You don’t mind that your workout made you sweat buckets. That was the whole point, after all.
But the seemingly never-ending perspiration afterward is super annoying. No one wants to be the sticky guy on the bus, in the conference room, or at happy hour.
Exercise raises your temperature, so your body produces sweat to cool you down, says Ollie Jay, Ph.D., a thermal physiologist at the University of Sydney.
But it’s the evaporation of sweat—not the act of sweating itself—that ultimately cools you down, he says. So in order to quickly stop sweating after a workout, you need to do two things: lower your temperature and aid evaporation.
Luckily, doing both of these things isn’t difficult. Just follow these 4 steps to chill out and leave the sweat puddles at the gym.
STEP 1: Add ice
Skip the lukewarm water fountain. People who drank ice-cold water while exercising perspired less than people who drank warmer water, according to a recent University of Ottawa study.
Thermoreceptors in your abdomen, which are neurons that detect changes in temperature, help your brain regulate sweat output, researchers found.
When ice water hits your stomach, your thermoreceptors tell your brain to decrease your sweat.
Guzzle the fluid during and after your gym session to chill your body from the inside out, says Men’s Health sports medicine advisor Jordan D. Metzl, M.D.
STEP 2: Find a fan
Ever notice that it seems like you sweat more after a workout than during it? That’s because wind or air flow on your skin helps accelerate the evaporation of your sweat, Jay says. But when you stop moving, the sweat accumulates.
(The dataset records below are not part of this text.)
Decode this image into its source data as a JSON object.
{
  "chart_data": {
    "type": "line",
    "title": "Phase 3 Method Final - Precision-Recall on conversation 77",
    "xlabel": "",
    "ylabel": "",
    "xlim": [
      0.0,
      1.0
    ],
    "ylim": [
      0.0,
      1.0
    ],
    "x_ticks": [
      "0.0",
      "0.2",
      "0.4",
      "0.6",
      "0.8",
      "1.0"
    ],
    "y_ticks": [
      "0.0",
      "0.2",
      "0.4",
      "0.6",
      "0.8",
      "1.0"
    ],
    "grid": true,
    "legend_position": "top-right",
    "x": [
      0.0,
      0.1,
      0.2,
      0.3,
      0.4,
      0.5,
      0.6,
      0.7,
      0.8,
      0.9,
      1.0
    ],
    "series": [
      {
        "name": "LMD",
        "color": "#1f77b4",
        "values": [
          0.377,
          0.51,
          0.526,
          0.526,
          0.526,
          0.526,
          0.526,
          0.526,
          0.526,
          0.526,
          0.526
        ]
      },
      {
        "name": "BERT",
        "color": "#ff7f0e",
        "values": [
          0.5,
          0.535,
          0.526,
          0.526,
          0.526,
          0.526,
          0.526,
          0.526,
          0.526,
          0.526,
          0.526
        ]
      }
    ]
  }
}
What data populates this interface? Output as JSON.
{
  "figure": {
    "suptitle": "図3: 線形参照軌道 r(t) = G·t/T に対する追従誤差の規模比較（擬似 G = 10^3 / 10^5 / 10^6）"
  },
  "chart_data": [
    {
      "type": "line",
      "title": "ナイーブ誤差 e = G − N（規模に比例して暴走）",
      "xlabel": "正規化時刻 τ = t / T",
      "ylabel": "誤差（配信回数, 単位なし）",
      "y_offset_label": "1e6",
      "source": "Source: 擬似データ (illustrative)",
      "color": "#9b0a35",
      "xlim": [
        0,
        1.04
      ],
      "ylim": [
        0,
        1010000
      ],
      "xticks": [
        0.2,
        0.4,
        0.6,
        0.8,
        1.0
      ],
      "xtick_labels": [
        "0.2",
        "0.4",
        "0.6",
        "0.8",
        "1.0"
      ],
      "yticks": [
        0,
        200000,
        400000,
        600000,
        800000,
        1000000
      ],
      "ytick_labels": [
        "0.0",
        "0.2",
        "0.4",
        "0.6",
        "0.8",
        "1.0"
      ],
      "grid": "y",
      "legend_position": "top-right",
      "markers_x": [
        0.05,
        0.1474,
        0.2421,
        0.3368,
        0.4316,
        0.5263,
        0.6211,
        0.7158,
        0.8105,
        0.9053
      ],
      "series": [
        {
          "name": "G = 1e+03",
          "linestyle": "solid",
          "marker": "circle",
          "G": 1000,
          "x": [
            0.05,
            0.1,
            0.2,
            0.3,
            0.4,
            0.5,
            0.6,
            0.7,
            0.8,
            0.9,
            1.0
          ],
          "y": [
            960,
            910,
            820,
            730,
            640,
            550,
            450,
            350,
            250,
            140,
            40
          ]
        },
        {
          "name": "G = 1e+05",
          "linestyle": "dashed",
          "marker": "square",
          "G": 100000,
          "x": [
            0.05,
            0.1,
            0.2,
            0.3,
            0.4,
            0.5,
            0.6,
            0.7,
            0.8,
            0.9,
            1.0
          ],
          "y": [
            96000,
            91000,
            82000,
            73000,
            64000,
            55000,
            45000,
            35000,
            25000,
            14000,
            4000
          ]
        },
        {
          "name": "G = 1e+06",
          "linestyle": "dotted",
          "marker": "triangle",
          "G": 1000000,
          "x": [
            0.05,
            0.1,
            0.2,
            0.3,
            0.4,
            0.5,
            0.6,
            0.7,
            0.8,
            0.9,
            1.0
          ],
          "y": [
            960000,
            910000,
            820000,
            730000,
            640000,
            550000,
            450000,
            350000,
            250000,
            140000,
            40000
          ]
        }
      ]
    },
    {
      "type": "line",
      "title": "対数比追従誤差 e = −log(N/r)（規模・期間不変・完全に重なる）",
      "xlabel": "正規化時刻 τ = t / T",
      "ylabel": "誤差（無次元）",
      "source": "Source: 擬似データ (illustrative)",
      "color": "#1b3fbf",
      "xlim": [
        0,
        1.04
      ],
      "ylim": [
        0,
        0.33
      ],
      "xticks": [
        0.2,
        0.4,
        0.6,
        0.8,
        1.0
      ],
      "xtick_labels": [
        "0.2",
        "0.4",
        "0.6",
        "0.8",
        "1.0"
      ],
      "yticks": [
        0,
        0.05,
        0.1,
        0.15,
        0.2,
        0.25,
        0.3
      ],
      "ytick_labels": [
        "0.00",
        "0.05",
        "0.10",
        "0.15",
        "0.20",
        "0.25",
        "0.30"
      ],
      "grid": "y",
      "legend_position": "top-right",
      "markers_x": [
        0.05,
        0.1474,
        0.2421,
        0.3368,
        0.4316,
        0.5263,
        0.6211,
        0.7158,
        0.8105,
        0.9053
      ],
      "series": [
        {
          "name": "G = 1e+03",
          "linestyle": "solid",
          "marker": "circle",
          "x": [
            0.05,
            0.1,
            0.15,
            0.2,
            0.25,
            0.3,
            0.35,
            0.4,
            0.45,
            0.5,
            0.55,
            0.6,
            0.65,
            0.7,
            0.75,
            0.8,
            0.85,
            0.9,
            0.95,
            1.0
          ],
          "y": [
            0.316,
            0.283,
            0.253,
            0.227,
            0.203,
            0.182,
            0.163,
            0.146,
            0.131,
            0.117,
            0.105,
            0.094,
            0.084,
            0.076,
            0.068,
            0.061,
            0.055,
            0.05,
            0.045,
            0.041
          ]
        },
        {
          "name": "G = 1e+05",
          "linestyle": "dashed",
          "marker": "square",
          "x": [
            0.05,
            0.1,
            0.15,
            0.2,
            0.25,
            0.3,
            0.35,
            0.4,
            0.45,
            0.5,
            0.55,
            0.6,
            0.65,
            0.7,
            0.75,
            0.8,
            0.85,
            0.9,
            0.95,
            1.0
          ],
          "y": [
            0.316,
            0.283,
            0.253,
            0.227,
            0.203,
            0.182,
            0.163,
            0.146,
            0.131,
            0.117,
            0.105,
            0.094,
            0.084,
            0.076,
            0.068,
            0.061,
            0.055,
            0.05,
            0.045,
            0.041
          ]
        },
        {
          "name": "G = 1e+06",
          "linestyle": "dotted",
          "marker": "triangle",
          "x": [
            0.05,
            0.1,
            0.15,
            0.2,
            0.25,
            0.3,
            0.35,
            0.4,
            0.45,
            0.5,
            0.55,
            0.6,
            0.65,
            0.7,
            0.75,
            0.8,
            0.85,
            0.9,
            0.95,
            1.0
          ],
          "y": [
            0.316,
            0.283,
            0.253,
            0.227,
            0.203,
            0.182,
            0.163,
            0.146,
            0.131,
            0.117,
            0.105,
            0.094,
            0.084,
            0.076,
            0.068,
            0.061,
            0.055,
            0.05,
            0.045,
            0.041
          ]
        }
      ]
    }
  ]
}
Stand in front of an AC vent or fan in the locker room while you rehydrate. It’s best if you’re shirtless since clothing can be a barrier for evaporation. If there’s no fan or vent available, use a hair dryer set on cool.
Whatever you do, though, don’t fan yourself. Moving your arms will just make your body produce even more heat, Jay says.
STEP 3: Take a soak
Now that you’ve slowed down the sweating, you can take a shower—just make sure it’s a cold one, Dr. Metzl says. The chilly water on your skin helps lower your core body temperature even further, he says, reducing your body’s need to sweat more.
STEP 4: Add more ice
Still dripping? Deploy this last strategy: Apply an ice pack, an ice-cold water bottle, or a frozen towel, to the back of your neck, your underarms, and your groin until the sweat finally stops.
You have large arteries that are close to the skin in these areas, so putting ice directly on them is a sure-fire way to lower your core temperature, explains Jay.